Scheiße, ist der Film scheiße :-O Nicht dass er einfach nur schlecht wäre, er ist auch noch tot langweilig. Vor allem eine “Verfolgungsjagd” durch den Urwald am Ende, die sich ewig hinzieht. Und auch davor gibt es haufenweise Szenen bei denen man einfach nur den Kopf schütteln kann: Das dumme Mädchen, das anscheinend Spaß an der Entführung hat… die Vergewaltigung, bei der sich die Frau selber an den Fesseln festhält… die überflüssige Tanzszene der Entführer in der Hütte (bei der die Vergewaltigung dann vergessen ist)… die wenigen dilettantischen Kannibalen-fressen-Fleisch Szenen… und was soll diese Papierkatze??? Zu allem Überfluss hat man dem Film auch noch eine passende, weil skandalös schlechte deutsche Synchro beschert.
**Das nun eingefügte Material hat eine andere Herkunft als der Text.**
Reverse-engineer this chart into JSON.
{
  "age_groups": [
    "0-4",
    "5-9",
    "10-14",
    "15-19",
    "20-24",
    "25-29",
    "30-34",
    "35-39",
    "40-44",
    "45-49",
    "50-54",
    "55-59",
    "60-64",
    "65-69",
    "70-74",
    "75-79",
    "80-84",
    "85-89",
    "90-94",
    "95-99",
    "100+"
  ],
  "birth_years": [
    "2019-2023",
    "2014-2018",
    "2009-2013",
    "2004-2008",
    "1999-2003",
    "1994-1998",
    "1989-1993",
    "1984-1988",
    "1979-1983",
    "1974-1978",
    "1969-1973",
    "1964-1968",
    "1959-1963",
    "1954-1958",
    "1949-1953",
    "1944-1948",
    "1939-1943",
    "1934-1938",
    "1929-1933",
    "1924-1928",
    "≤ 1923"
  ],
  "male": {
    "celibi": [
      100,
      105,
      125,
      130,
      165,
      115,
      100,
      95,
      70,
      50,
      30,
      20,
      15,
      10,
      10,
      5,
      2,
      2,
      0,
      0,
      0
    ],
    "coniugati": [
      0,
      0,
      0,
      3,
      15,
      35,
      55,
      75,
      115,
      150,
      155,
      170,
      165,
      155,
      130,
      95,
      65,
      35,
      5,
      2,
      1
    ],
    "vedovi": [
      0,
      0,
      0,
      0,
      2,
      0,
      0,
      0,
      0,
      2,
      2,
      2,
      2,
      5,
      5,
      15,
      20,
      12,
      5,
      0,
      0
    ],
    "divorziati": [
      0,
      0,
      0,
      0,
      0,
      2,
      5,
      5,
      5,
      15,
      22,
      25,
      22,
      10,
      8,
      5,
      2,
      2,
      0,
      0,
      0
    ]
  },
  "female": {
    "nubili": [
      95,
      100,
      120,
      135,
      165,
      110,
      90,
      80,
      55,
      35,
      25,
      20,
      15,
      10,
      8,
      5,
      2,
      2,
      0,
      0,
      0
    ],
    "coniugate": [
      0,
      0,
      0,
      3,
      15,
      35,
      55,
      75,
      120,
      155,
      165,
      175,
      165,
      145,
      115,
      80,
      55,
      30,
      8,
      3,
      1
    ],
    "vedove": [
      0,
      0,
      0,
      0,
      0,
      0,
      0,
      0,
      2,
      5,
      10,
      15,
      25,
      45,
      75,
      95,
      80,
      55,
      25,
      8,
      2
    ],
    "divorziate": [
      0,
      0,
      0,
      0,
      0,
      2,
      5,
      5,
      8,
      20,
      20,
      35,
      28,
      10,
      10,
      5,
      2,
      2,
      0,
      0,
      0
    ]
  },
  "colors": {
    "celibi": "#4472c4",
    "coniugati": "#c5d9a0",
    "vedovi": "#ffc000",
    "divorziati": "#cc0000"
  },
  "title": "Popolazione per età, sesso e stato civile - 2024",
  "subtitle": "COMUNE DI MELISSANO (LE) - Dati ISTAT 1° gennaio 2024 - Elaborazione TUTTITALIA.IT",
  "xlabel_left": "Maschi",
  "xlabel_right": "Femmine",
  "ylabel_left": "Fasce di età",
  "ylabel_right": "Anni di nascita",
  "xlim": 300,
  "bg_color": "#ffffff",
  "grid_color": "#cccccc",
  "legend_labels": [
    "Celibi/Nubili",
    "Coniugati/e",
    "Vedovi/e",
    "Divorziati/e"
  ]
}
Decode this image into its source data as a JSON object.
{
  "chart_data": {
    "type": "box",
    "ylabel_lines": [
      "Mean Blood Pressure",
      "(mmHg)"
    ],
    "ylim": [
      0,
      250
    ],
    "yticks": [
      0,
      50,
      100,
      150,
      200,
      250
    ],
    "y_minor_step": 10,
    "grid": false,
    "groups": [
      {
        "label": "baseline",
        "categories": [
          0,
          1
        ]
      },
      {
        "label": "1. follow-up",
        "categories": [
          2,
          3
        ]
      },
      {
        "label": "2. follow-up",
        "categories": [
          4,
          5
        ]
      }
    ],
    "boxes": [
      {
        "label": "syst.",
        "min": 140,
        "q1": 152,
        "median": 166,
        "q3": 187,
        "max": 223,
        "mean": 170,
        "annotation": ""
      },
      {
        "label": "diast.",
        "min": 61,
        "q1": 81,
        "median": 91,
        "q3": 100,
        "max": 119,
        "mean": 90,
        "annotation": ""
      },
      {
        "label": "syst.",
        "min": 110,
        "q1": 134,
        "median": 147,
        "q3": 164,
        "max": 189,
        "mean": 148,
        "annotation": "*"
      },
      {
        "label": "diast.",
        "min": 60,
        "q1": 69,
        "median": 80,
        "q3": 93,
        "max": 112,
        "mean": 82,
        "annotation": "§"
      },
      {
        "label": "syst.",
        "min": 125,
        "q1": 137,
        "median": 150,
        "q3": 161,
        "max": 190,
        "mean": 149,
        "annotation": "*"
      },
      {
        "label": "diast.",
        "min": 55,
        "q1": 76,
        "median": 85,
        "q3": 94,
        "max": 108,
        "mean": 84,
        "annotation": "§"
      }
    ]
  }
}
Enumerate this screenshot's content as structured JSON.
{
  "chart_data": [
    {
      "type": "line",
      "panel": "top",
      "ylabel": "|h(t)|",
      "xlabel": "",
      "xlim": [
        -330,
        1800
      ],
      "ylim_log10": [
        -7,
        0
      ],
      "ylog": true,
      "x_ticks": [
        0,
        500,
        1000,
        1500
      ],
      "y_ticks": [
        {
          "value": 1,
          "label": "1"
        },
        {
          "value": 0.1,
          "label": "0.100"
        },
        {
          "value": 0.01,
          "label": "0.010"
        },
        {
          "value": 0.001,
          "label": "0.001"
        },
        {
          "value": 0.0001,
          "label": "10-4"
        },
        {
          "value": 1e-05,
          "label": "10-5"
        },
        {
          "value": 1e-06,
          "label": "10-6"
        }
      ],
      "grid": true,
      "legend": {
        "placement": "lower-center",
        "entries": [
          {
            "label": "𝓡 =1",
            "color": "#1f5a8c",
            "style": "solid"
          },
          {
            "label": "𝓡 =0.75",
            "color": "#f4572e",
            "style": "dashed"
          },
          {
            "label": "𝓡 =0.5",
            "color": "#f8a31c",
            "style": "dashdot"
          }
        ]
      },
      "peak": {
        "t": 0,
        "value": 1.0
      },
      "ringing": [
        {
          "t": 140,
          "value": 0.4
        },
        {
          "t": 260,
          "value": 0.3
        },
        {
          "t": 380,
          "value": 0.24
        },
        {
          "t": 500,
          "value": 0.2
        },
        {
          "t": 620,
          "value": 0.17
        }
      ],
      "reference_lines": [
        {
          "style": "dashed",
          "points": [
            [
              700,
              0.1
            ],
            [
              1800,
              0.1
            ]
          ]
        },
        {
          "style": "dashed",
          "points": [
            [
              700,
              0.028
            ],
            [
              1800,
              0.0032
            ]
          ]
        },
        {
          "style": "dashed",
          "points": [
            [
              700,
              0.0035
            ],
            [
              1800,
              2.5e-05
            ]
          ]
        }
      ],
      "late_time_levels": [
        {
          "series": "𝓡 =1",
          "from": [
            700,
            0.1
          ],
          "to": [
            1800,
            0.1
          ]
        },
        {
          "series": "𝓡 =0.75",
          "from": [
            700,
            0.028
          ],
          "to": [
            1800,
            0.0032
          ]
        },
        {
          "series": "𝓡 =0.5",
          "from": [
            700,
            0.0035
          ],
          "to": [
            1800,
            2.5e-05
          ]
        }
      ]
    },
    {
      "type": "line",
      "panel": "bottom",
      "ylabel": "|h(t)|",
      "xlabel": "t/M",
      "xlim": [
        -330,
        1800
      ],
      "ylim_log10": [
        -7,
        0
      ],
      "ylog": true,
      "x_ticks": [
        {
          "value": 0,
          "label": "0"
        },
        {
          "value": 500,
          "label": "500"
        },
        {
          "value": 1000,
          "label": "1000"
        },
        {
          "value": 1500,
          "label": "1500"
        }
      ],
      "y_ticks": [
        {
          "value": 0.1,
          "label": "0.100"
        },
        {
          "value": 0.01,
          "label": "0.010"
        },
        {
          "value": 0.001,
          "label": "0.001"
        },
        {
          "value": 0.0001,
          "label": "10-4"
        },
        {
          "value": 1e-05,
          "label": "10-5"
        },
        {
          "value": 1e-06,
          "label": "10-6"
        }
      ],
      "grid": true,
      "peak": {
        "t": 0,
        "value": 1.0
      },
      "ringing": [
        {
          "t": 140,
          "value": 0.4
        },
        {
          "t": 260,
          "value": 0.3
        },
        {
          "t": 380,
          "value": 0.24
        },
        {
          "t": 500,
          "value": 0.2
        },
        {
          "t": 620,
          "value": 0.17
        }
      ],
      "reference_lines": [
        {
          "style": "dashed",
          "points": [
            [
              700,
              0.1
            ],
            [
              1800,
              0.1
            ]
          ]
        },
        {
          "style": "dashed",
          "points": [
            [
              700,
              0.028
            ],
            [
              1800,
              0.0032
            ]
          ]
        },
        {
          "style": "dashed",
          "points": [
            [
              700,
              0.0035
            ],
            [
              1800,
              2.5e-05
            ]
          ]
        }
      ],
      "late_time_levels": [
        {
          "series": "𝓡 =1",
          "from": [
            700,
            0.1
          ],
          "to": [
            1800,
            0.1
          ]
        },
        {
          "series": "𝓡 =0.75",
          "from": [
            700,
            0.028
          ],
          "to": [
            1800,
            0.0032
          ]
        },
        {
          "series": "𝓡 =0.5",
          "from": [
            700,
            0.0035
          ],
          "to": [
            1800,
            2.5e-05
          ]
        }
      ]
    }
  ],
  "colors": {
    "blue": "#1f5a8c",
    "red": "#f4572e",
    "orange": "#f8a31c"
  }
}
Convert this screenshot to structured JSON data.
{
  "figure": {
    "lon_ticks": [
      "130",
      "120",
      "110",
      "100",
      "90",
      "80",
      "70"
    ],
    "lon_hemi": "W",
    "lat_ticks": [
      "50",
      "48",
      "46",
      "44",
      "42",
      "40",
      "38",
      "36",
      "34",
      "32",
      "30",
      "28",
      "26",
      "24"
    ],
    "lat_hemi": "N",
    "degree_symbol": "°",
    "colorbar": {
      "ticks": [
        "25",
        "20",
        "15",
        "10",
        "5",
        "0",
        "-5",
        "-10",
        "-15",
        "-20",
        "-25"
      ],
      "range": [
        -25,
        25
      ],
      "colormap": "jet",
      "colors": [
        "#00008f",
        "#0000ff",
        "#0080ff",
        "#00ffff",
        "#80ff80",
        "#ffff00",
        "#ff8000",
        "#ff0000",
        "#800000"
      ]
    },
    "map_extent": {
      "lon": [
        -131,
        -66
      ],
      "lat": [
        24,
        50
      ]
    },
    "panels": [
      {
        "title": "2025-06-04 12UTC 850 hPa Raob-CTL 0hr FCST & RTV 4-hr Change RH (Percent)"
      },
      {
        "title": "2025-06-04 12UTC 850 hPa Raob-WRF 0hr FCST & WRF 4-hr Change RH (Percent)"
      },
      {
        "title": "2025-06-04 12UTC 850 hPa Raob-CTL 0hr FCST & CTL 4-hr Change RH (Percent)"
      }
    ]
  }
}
Wäre das alles nicht so furchtbar langatmig erzählt könnte man ihn vielleicht an Trash-Freunde empfehlen, aber so kann ich das nicht guten Gewissens tun. Ehrlich… meidet diesen Film!
Amazonas
Was kommt jetzt…. oha, noch ein südeuropäischer Kannibalenfilm aus den frühen 80ern. Und er wird von manch gewieftem Verleih als Cannibal Ferox 2 angepriesen. Allerdings war ich dann doch ein wenig verblüfft, denn im Grunde handelt es sich eher um einen mittelmäßigen Abenteuerfilm. Blutige Szenen sind selten, dafür bekommt man aber eine klischeebehaftete Story um einen abenteuerlustigen Archäologen geboten, der im geheimnisvollen “Tal der Dinoaurier” nach Knochen suchen möchte. Sein Flugzeug muss notlanden und er sitzt mit anderen Passagieren im Regenwald fest. Die immer kleiner werdende Gruppe trifft auf ihrem Weg Richtung Zivilisation zuerst auf Kannibalen und dann auf einen feindlich gesinnten Edelsteinschürfer mit Sklaventreiber-Qualitäten.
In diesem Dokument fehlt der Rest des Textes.